Finally no more pleasantries and how is your day or 20 questions. It just going to be sit and arrive! Uber drivers got nothing to worry about for at least a couple of years and probably longer. The whole cost aspect... Uber drivers are still cheaper short term and long term! For now anyways.

The end game has always been driverless cars make no mistake. Replace the whiny drivers with a machine that never complains and works 24/7... Always been Uber dream.


----------



## mach7 (Oct 30, 2017)

Immoralized said:


> Self driving cars not going to take over from uber drivers in 2018 and I highly doubt they would even by 2020. But I'll be stepping out of the game completely by the end of 2018 so bring on them self driving cars! Cannot be here fast enough.
> 
> Finally no more pleasantries and how is your day or 20 questions. It just going to be sit and arrive! Uber drivers got nothing to worry about for at least a couple of years and probably longer. The whole cost aspect... Uber drivers are still cheaper short term and long term! For now anyways.
> 
> The end game has always been driverless cars make no mistake. Replace the whiny drivers with a machine that never complains and works 24/7... Always been Uber dream.


Driverless wont happen. At least not in the way they are saying it will. There's an agenda behind the push for this technology.
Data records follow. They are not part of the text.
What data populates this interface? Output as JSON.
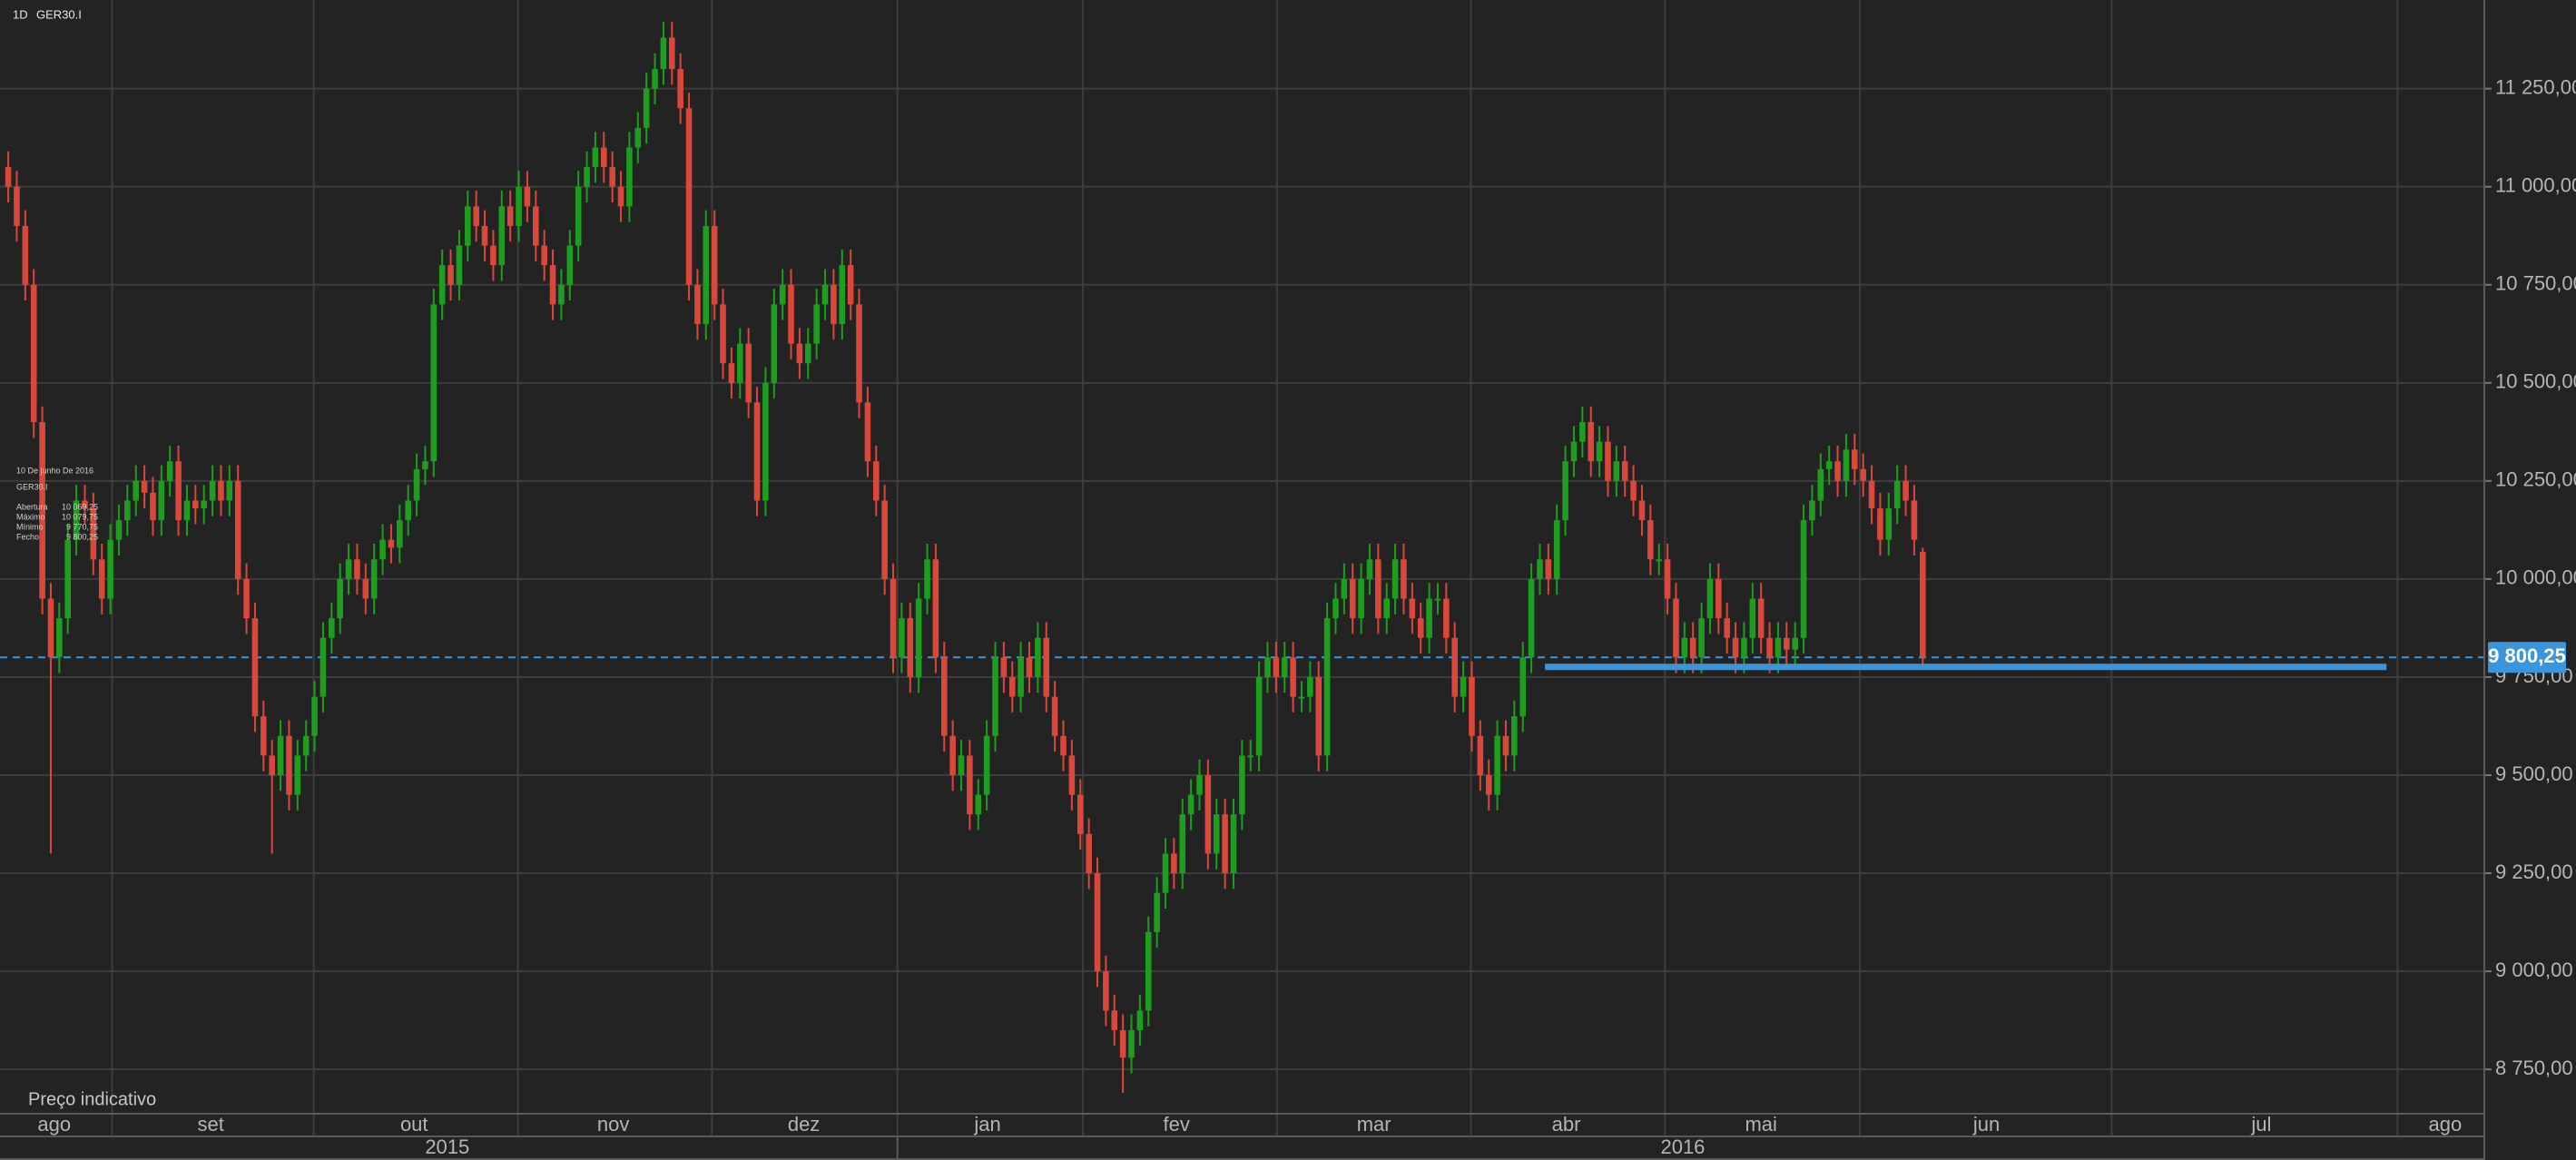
{
  "header": {
    "timeframe": "1D",
    "symbol": "GER30.I"
  },
  "info_box": {
    "date": "10 De junho De 2016",
    "symbol": "GER30.I",
    "rows": [
      {
        "label": "Abertura",
        "value": "10 069,25"
      },
      {
        "label": "Máximo",
        "value": "10 079,75"
      },
      {
        "label": "Mínimo",
        "value": "9 770,75"
      },
      {
        "label": "Fecho",
        "value": "9 800,25"
      }
    ]
  },
  "footer_note": "Preço indicativo",
  "chart_data": {
    "type": "candlestick",
    "up_color": "#1e9e1e",
    "down_color": "#d9483b",
    "xlim": [
      -0.97,
      291.0
    ],
    "ylim": [
      8637,
      11476
    ],
    "yticks": [
      {
        "value": 8750,
        "label": "8 750,00"
      },
      {
        "value": 9000,
        "label": "9 000,00"
      },
      {
        "value": 9250,
        "label": "9 250,00"
      },
      {
        "value": 9500,
        "label": "9 500,00"
      },
      {
        "value": 9750,
        "label": "9 750,00"
      },
      {
        "value": 10000,
        "label": "10 000,00"
      },
      {
        "value": 10250,
        "label": "10 250,00"
      },
      {
        "value": 10500,
        "label": "10 500,00"
      },
      {
        "value": 10750,
        "label": "10 750,00"
      },
      {
        "value": 11000,
        "label": "11 000,00"
      },
      {
        "value": 11250,
        "label": "11 250,00"
      }
    ],
    "month_ticks": [
      {
        "value": 5.4,
        "label": "ago"
      },
      {
        "value": 23.8,
        "label": "set"
      },
      {
        "value": 47.7,
        "label": "out"
      },
      {
        "value": 71.1,
        "label": "nov"
      },
      {
        "value": 93.5,
        "label": "dez"
      },
      {
        "value": 115.1,
        "label": "jan"
      },
      {
        "value": 137.3,
        "label": "fev"
      },
      {
        "value": 160.5,
        "label": "mar"
      },
      {
        "value": 183.1,
        "label": "abr"
      },
      {
        "value": 206.0,
        "label": "mai"
      },
      {
        "value": 232.5,
        "label": "jun"
      },
      {
        "value": 264.8,
        "label": "jul"
      },
      {
        "value": 286.4,
        "label": "ago"
      }
    ],
    "month_boundaries": [
      12.2,
      35.9,
      59.9,
      82.7,
      104.5,
      126.3,
      149.1,
      171.9,
      194.7,
      217.6,
      247.2,
      280.8
    ],
    "year_ticks": [
      {
        "value": 51.6,
        "label": "2015"
      },
      {
        "value": 196.8,
        "label": "2016"
      }
    ],
    "year_boundary": 104.5,
    "grid": true,
    "current_price": {
      "value": 9800.25,
      "label": "9 800,25",
      "color": "#3a95dd"
    },
    "support_line": {
      "value": 9776,
      "x": [
        180.6,
        279.5
      ],
      "color": "#3a95dd"
    },
    "open": [
      11050,
      11000,
      10900,
      10750,
      10400,
      9950,
      9800,
      9900,
      10100,
      10200,
      10180,
      10050,
      9950,
      10100,
      10150,
      10200,
      10250,
      10220,
      10150,
      10250,
      10300,
      10150,
      10200,
      10180,
      10200,
      10250,
      10200,
      10250,
      10000,
      9900,
      9650,
      9550,
      9500,
      9600,
      9450,
      9550,
      9600,
      9700,
      9850,
      9900,
      10000,
      10050,
      10000,
      9950,
      10050,
      10100,
      10080,
      10150,
      10200,
      10280,
      10300,
      10700,
      10800,
      10750,
      10850,
      10950,
      10900,
      10850,
      10800,
      10950,
      10900,
      11000,
      10950,
      10850,
      10800,
      10700,
      10750,
      10850,
      11000,
      11050,
      11100,
      11050,
      11000,
      10950,
      11100,
      11150,
      11250,
      11300,
      11380,
      11300,
      11200,
      10750,
      10650,
      10900,
      10700,
      10550,
      10500,
      10600,
      10450,
      10200,
      10500,
      10700,
      10750,
      10600,
      10550,
      10600,
      10700,
      10750,
      10650,
      10800,
      10700,
      10450,
      10300,
      10200,
      10000,
      9800,
      9900,
      9750,
      9950,
      10050,
      9800,
      9600,
      9500,
      9550,
      9400,
      9450,
      9600,
      9800,
      9750,
      9700,
      9800,
      9750,
      9850,
      9700,
      9600,
      9550,
      9450,
      9350,
      9250,
      9000,
      8900,
      8850,
      8780,
      8850,
      8900,
      9100,
      9200,
      9300,
      9250,
      9400,
      9450,
      9500,
      9300,
      9400,
      9250,
      9400,
      9550,
      9550,
      9750,
      9800,
      9750,
      9800,
      9700,
      9700,
      9750,
      9550,
      9900,
      9950,
      10000,
      9900,
      10000,
      10050,
      9900,
      9950,
      10050,
      9950,
      9900,
      9850,
      9950,
      9950,
      9850,
      9700,
      9750,
      9600,
      9500,
      9450,
      9600,
      9550,
      9650,
      9800,
      10000,
      10050,
      10000,
      10150,
      10300,
      10350,
      10400,
      10300,
      10350,
      10250,
      10300,
      10250,
      10200,
      10150,
      10050,
      10050,
      9950,
      9800,
      9850,
      9800,
      9900,
      10000,
      9900,
      9850,
      9800,
      9850,
      9950,
      9850,
      9800,
      9850,
      9820,
      9850,
      10150,
      10200,
      10280,
      10300,
      10250,
      10330,
      10280,
      10250,
      10180,
      10100,
      10180,
      10250,
      10200,
      10069.25
    ],
    "high": [
      11090,
      11040,
      10940,
      10790,
      10440,
      9990,
      9940,
      10140,
      10240,
      10240,
      10220,
      10090,
      10140,
      10190,
      10240,
      10290,
      10290,
      10260,
      10290,
      10340,
      10340,
      10240,
      10240,
      10240,
      10290,
      10290,
      10290,
      10290,
      10040,
      9940,
      9690,
      9590,
      9640,
      9640,
      9590,
      9640,
      9740,
      9890,
      9940,
      10040,
      10090,
      10090,
      10040,
      10090,
      10140,
      10140,
      10190,
      10240,
      10320,
      10340,
      10740,
      10840,
      10840,
      10890,
      10990,
      10990,
      10940,
      10890,
      10990,
      10990,
      11040,
      11040,
      10990,
      10890,
      10840,
      10790,
      10890,
      11040,
      11090,
      11140,
      11140,
      11090,
      11040,
      11140,
      11190,
      11290,
      11340,
      11420,
      11420,
      11340,
      11240,
      10790,
      10940,
      10940,
      10740,
      10590,
      10640,
      10640,
      10490,
      10540,
      10740,
      10790,
      10790,
      10640,
      10640,
      10740,
      10790,
      10790,
      10840,
      10840,
      10740,
      10490,
      10340,
      10240,
      10040,
      9940,
      9940,
      9990,
      10090,
      10090,
      9840,
      9640,
      9590,
      9590,
      9490,
      9640,
      9840,
      9840,
      9790,
      9840,
      9840,
      9890,
      9890,
      9740,
      9640,
      9590,
      9490,
      9390,
      9290,
      9040,
      8940,
      8890,
      8890,
      8940,
      9140,
      9240,
      9340,
      9340,
      9440,
      9490,
      9540,
      9540,
      9440,
      9440,
      9440,
      9590,
      9590,
      9790,
      9840,
      9840,
      9840,
      9840,
      9740,
      9790,
      9790,
      9940,
      9990,
      10040,
      10040,
      10040,
      10090,
      10090,
      9990,
      10090,
      10090,
      9990,
      9940,
      9990,
      9990,
      9990,
      9890,
      9790,
      9790,
      9640,
      9540,
      9640,
      9640,
      9690,
      9840,
      10040,
      10090,
      10090,
      10190,
      10340,
      10390,
      10440,
      10440,
      10390,
      10390,
      10340,
      10340,
      10290,
      10240,
      10190,
      10090,
      10090,
      9990,
      9890,
      9890,
      9940,
      10040,
      10040,
      9940,
      9890,
      9890,
      9990,
      9990,
      9890,
      9890,
      9890,
      9890,
      10190,
      10240,
      10320,
      10340,
      10340,
      10370,
      10370,
      10320,
      10290,
      10220,
      10220,
      10290,
      10290,
      10240,
      10079.75
    ],
    "low": [
      10960,
      10860,
      10710,
      10360,
      9910,
      9300,
      9760,
      9860,
      10060,
      10140,
      10010,
      9910,
      9910,
      10060,
      10110,
      10160,
      10180,
      10110,
      10110,
      10210,
      10110,
      10110,
      10140,
      10140,
      10160,
      10160,
      10160,
      9960,
      9860,
      9610,
      9510,
      9300,
      9460,
      9410,
      9410,
      9510,
      9560,
      9660,
      9810,
      9860,
      9960,
      9960,
      9910,
      9910,
      10010,
      10040,
      10040,
      10110,
      10160,
      10240,
      10260,
      10660,
      10710,
      10710,
      10810,
      10860,
      10810,
      10760,
      10760,
      10860,
      10860,
      10910,
      10810,
      10760,
      10660,
      10660,
      10710,
      10810,
      10960,
      11010,
      11010,
      10960,
      10910,
      10910,
      11060,
      11110,
      11210,
      11260,
      11260,
      11160,
      10710,
      10610,
      10610,
      10660,
      10510,
      10460,
      10460,
      10410,
      10160,
      10160,
      10460,
      10660,
      10560,
      10510,
      10510,
      10560,
      10660,
      10610,
      10610,
      10660,
      10410,
      10260,
      10160,
      9960,
      9760,
      9760,
      9710,
      9710,
      9910,
      9760,
      9560,
      9460,
      9460,
      9360,
      9360,
      9410,
      9560,
      9710,
      9660,
      9660,
      9710,
      9710,
      9660,
      9560,
      9510,
      9410,
      9310,
      9210,
      8960,
      8860,
      8810,
      8690,
      8740,
      8810,
      8860,
      9060,
      9160,
      9210,
      9210,
      9360,
      9410,
      9260,
      9260,
      9210,
      9210,
      9360,
      9510,
      9510,
      9710,
      9710,
      9710,
      9660,
      9660,
      9660,
      9510,
      9510,
      9860,
      9910,
      9860,
      9860,
      9960,
      9860,
      9860,
      9910,
      9910,
      9860,
      9810,
      9810,
      9910,
      9810,
      9660,
      9660,
      9560,
      9460,
      9410,
      9410,
      9510,
      9510,
      9610,
      9760,
      9960,
      9960,
      9960,
      10110,
      10260,
      10310,
      10260,
      10260,
      10210,
      10210,
      10210,
      10160,
      10110,
      10010,
      10010,
      9910,
      9760,
      9760,
      9760,
      9760,
      9860,
      9860,
      9810,
      9760,
      9760,
      9810,
      9810,
      9760,
      9760,
      9780,
      9780,
      9810,
      10110,
      10160,
      10240,
      10210,
      10210,
      10240,
      10210,
      10140,
      10060,
      10060,
      10140,
      10160,
      10060,
      9770.75
    ],
    "close": [
      11000,
      10900,
      10750,
      10400,
      9950,
      9800,
      9900,
      10100,
      10200,
      10180,
      10050,
      9950,
      10100,
      10150,
      10200,
      10250,
      10220,
      10150,
      10250,
      10300,
      10150,
      10200,
      10180,
      10200,
      10250,
      10200,
      10250,
      10000,
      9900,
      9650,
      9550,
      9500,
      9600,
      9450,
      9550,
      9600,
      9700,
      9850,
      9900,
      10000,
      10050,
      10000,
      9950,
      10050,
      10100,
      10080,
      10150,
      10200,
      10280,
      10300,
      10700,
      10800,
      10750,
      10850,
      10950,
      10900,
      10850,
      10800,
      10950,
      10900,
      11000,
      10950,
      10850,
      10800,
      10700,
      10750,
      10850,
      11000,
      11050,
      11100,
      11050,
      11000,
      10950,
      11100,
      11150,
      11250,
      11300,
      11380,
      11300,
      11200,
      10750,
      10650,
      10900,
      10700,
      10550,
      10500,
      10600,
      10450,
      10200,
      10500,
      10700,
      10750,
      10600,
      10550,
      10600,
      10700,
      10750,
      10650,
      10800,
      10700,
      10450,
      10300,
      10200,
      10000,
      9800,
      9900,
      9750,
      9950,
      10050,
      9800,
      9600,
      9500,
      9550,
      9400,
      9450,
      9600,
      9800,
      9750,
      9700,
      9800,
      9750,
      9850,
      9700,
      9600,
      9550,
      9450,
      9350,
      9250,
      9000,
      8900,
      8850,
      8780,
      8850,
      8900,
      9100,
      9200,
      9300,
      9250,
      9400,
      9450,
      9500,
      9300,
      9400,
      9250,
      9400,
      9550,
      9550,
      9750,
      9800,
      9750,
      9800,
      9700,
      9700,
      9750,
      9550,
      9900,
      9950,
      10000,
      9900,
      10000,
      10050,
      9900,
      9950,
      10050,
      9950,
      9900,
      9850,
      9950,
      9950,
      9850,
      9700,
      9750,
      9600,
      9500,
      9450,
      9600,
      9550,
      9650,
      9800,
      10000,
      10050,
      10000,
      10150,
      10300,
      10350,
      10400,
      10300,
      10350,
      10250,
      10300,
      10250,
      10200,
      10150,
      10050,
      10050,
      9950,
      9800,
      9850,
      9800,
      9900,
      10000,
      9900,
      9850,
      9800,
      9850,
      9950,
      9850,
      9800,
      9850,
      9820,
      9850,
      10150,
      10200,
      10280,
      10300,
      10250,
      10330,
      10280,
      10250,
      10180,
      10100,
      10180,
      10250,
      10200,
      10100,
      9800.25
    ]
  }
}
But I know what you mean about 20 questions. Usually starts off with 'is this your full time job?'


----------



## Ezzyway (Nov 16, 2017)

I'd love to see one of these driverless cars come across a roo at night.
Poor passangers. Wip lash. Brake, go, brake, go.
Even driving around Perth these cars would have to go so stupidity slow. Great if you need a sleep on the way home.
Hey, they should put beds in them.


----------